Todos conhecemos a Maria, o José, a Fernanda e o Miguel que são zelosos cuidadores das vidas dos outros – cuidam do que existe e da sua imaginação prolixa -, fazem guiões e desenham figurinos. Quem se dedica a cultivar a amizade das estrelas não tem tempo para a pequena vaidade, nem para o espaço da representação. Há um mundo de pequenas urgências que não pode esperar, gente que carece de cuidados, que merece respeito e admiração. É muito fácil destruir a vida do Orlando, da Clara, do Rodrigo ou da Inês.
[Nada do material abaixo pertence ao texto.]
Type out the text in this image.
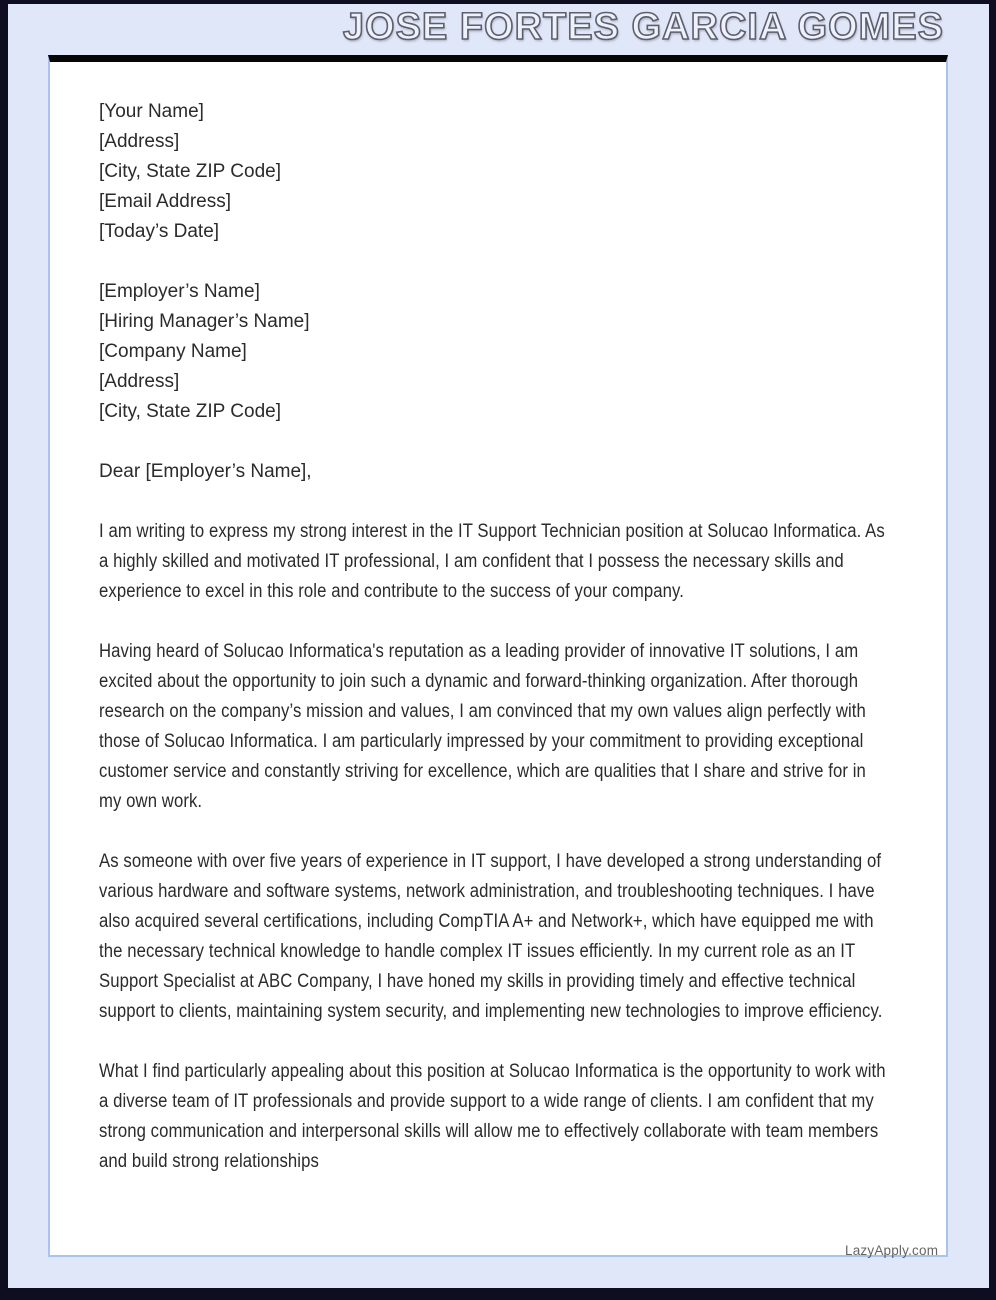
JOSE FORTES GARCIA GOMES
[Your Name]
[Address]
[City, State ZIP Code]
[Email Address]
[Today’s Date]
[Employer’s Name]
[Hiring Manager’s Name]
[Company Name]
[Address]
[City, State ZIP Code]
Dear [Employer’s Name],

I am writing to express my strong interest in the IT Support Technician position at Solucao Informatica. As a highly skilled and motivated IT professional, I am confident that I possess the necessary skills and experience to excel in this role and contribute to the success of your company.

Having heard of Solucao Informatica's reputation as a leading provider of innovative IT solutions, I am excited about the opportunity to join such a dynamic and forward-thinking organization. After thorough research on the company’s mission and values, I am convinced that my own values align perfectly with those of Solucao Informatica. I am particularly impressed by your commitment to providing exceptional customer service and constantly striving for excellence, which are qualities that I share and strive for in my own work.

As someone with over five years of experience in IT support, I have developed a strong understanding of various hardware and software systems, network administration, and troubleshooting techniques. I have also acquired several certifications, including CompTIA A+ and Network+, which have equipped me with the necessary technical knowledge to handle complex IT issues efficiently. In my current role as an IT Support Specialist at ABC Company, I have honed my skills in providing timely and effective technical support to clients, maintaining system security, and implementing new technologies to improve efficiency.

What I find particularly appealing about this position at Solucao Informatica is the opportunity to work with a diverse team of IT professionals and provide support to a wide range of clients. I am confident that my strong communication and interpersonal skills will allow me to effectively collaborate with team members and build strong relationships

LazyApply.com
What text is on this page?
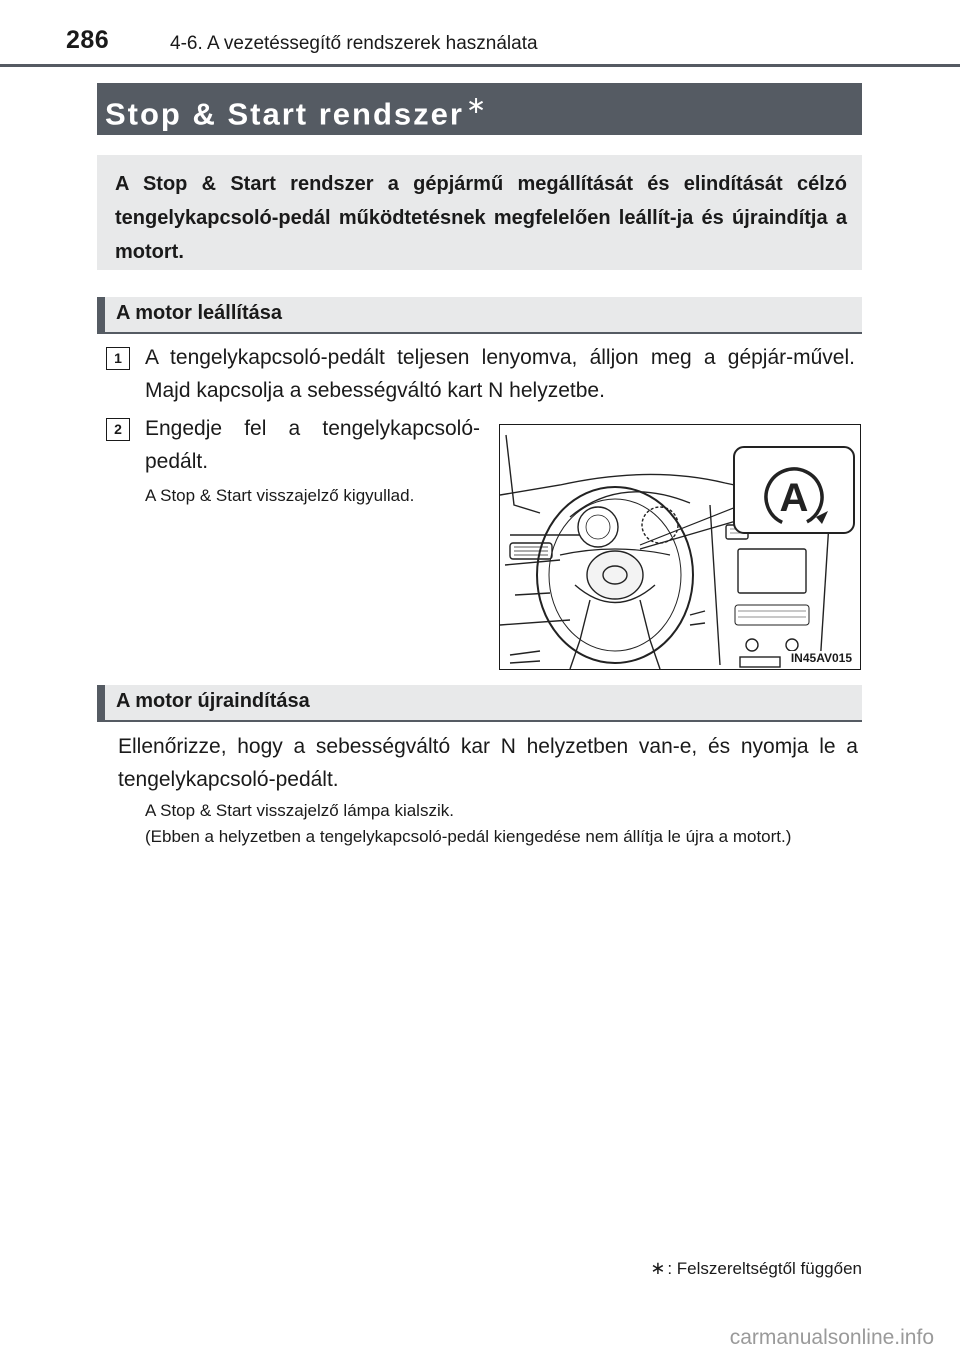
286	4-6. A vezetéssegítő rendszerek használata
Stop & Start rendszer∗

A Stop & Start rendszer a gépjármű megállítását és elindítását célzó tengelykapcsoló-pedál működtetésnek megfelelően leállít-ja és újraindítja a motort.

A motor leállítása
1	A tengelykapcsoló-pedált teljesen lenyomva, álljon meg a gépjár-művel. Majd kapcsolja a sebességváltó kart N helyzetbe.

2	Engedje fel a tengelykapcsoló-pedált.

A Stop & Start visszajelző kigyullad.	A
IN45AV015
A motor újraindítása

Ellenőrizze, hogy a sebességváltó kar N helyzetben van-e, és nyomja le a tengelykapcsoló-pedált.

A Stop & Start visszajelző lámpa kialszik.

(Ebben a helyzetben a tengelykapcsoló-pedál kiengedése nem állítja le újra a motort.)

∗ : Felszereltségtől függően
carmanualsonline.info
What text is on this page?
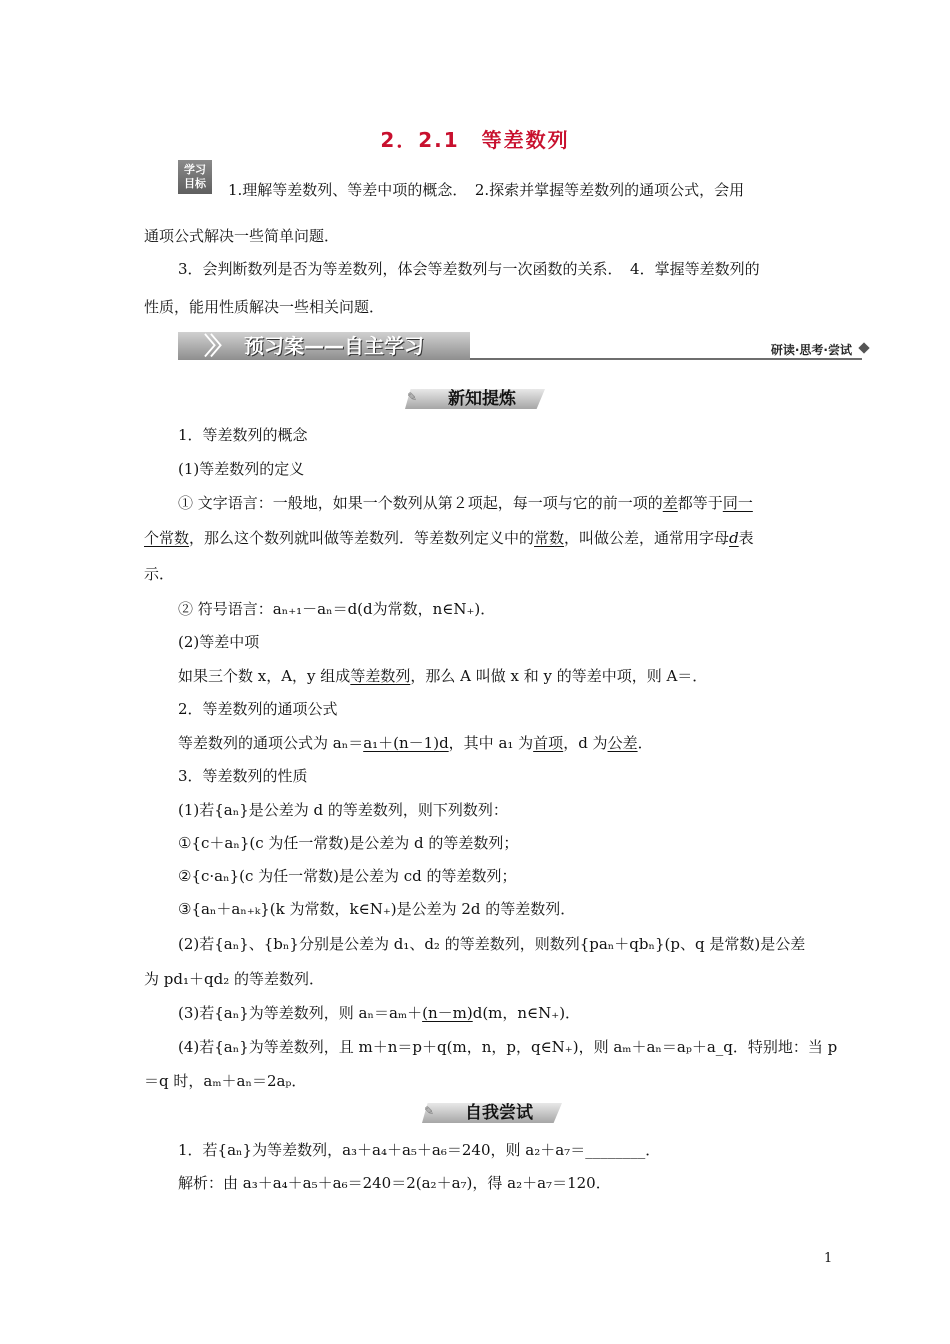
2．2.1　等差数列
学习
目标	1.理解等差数列、等差中项的概念．　2.探索并掌握等差数列的通项公式，会用
通项公式解决一些简单问题．
3．会判断数列是否为等差数列，体会等差数列与一次函数的关系．　4．掌握等差数列的
性质，能用性质解决一些相关问题．
〉〉 预习案——自主学习	研读·思考·尝试
✎	新知提炼
1．等差数列的概念
(1)等差数列的定义
① 文字语言：一般地，如果一个数列从第２项起，每一项与它的前一项的差都等于同一
个常数，那么这个数列就叫做等差数列．等差数列定义中的常数，叫做公差，通常用字母d表
示．
② 符号语言：aₙ₊₁－aₙ＝d(d为常数，n∈N₊)．
(2)等差中项
如果三个数 x，A，y 组成等差数列，那么 A 叫做 x 和 y 的等差中项，则 A＝．
2．等差数列的通项公式
等差数列的通项公式为 aₙ＝a₁＋(n－1)d，其中 a₁ 为首项，d 为公差．
3．等差数列的性质
(1)若{aₙ}是公差为 d 的等差数列，则下列数列：
①{c＋aₙ}(c 为任一常数)是公差为 d 的等差数列；
②{c·aₙ}(c 为任一常数)是公差为 cd 的等差数列；
③{aₙ＋aₙ₊ₖ}(k 为常数，k∈N₊)是公差为 2d 的等差数列．
(2)若{aₙ}、{bₙ}分别是公差为 d₁、d₂ 的等差数列，则数列{paₙ＋qbₙ}(p、q 是常数)是公差
为 pd₁＋qd₂ 的等差数列．
(3)若{aₙ}为等差数列，则 aₙ＝aₘ＋(n－m)d(m，n∈N₊)．
(4)若{aₙ}为等差数列，且 m＋n＝p＋q(m，n，p，q∈N₊)，则 aₘ＋aₙ＝aₚ＋a_q．特别地：当 p
＝q 时，aₘ＋aₙ＝2aₚ．
✎	自我尝试
1．若{aₙ}为等差数列，a₃＋a₄＋a₅＋a₆＝240，则 a₂＋a₇＝________．
解析：由 a₃＋a₄＋a₅＋a₆＝240＝2(a₂＋a₇)，得 a₂＋a₇＝120．
1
Basta ouvir a Maria, o José, a Fernanda ou o Miguel falarem da “moral dos bons costumes” – hipocrisia, claro. Quando eles falam dos outros conseguimos ver os seus armários.
Os bajuladores não têm fronteiras, estão em todo o lado, adaptam-se facilmente, vestem a pele de camaleão, ficam dóceis, simpáticos, sorridentes, encostam-se às paredes, estão sempre quase a sair, ainda mal entraram, e lá vão destilando o veneno e o charme. Ficam em pé, quase nunca se sentam, antecipam a chegada do bajulado(a) e apressam-se a cumprimentar, distribuem salamaleques, enfim, são seres perigosos porque vêem nos outros uma ameaça irreal. Os bajuladores não têm escrúpulos, só conhecem a delação como instrumento de subserviência. São muito úteis como “pides”, estão de serviço em todo o lado: nos corredores, nos elevadores, nas casas-de-banho, onde eles sentirem o mundo de sombras que lhes alimenta a paranóia.  
Os bajuladores nunca são leais, mas tentam transmitir essa ideia, pelo muito que parecem fazer, pela excessiva presença, pela ausência de crítica, pela obscena concordância. Quando o poder muda, são os primeiros a enviarem mensagens de felicitações, a disponibilizarem-se, a oferecerem-se. Sabem de cor o dia de aniversário dos chefes e dos seus filhos, tentam agradar a qualquer preço, estão sempre presentes, “confundem” o dever com a obrigação. Esquecem-se, facilmente, a quem serviram, o que interessa ao bajulador é o presente e o futuro. O presente para perpetuarem a sedução das “Mil e Uma Noites”; e o futuro para arredarem da sua proximidade aqueles que não fazem parte da roda da hipocrisia. Barack Obama tinha consciência dessa perversão: “livre-se dos bajuladores. Mantenha perto as pessoas que o avisem quando errar”.
O bajulador sabe que todos queremos ser felizes e, por isso, tenta, a coberto da sua “bondade”, ajudar. Apenas a sua felicidade lhe interessa, mesmo que para isso tenha que implodir as vidas dos outros. Daqui a cem anos, ou menos, ninguém falará desta gentinha.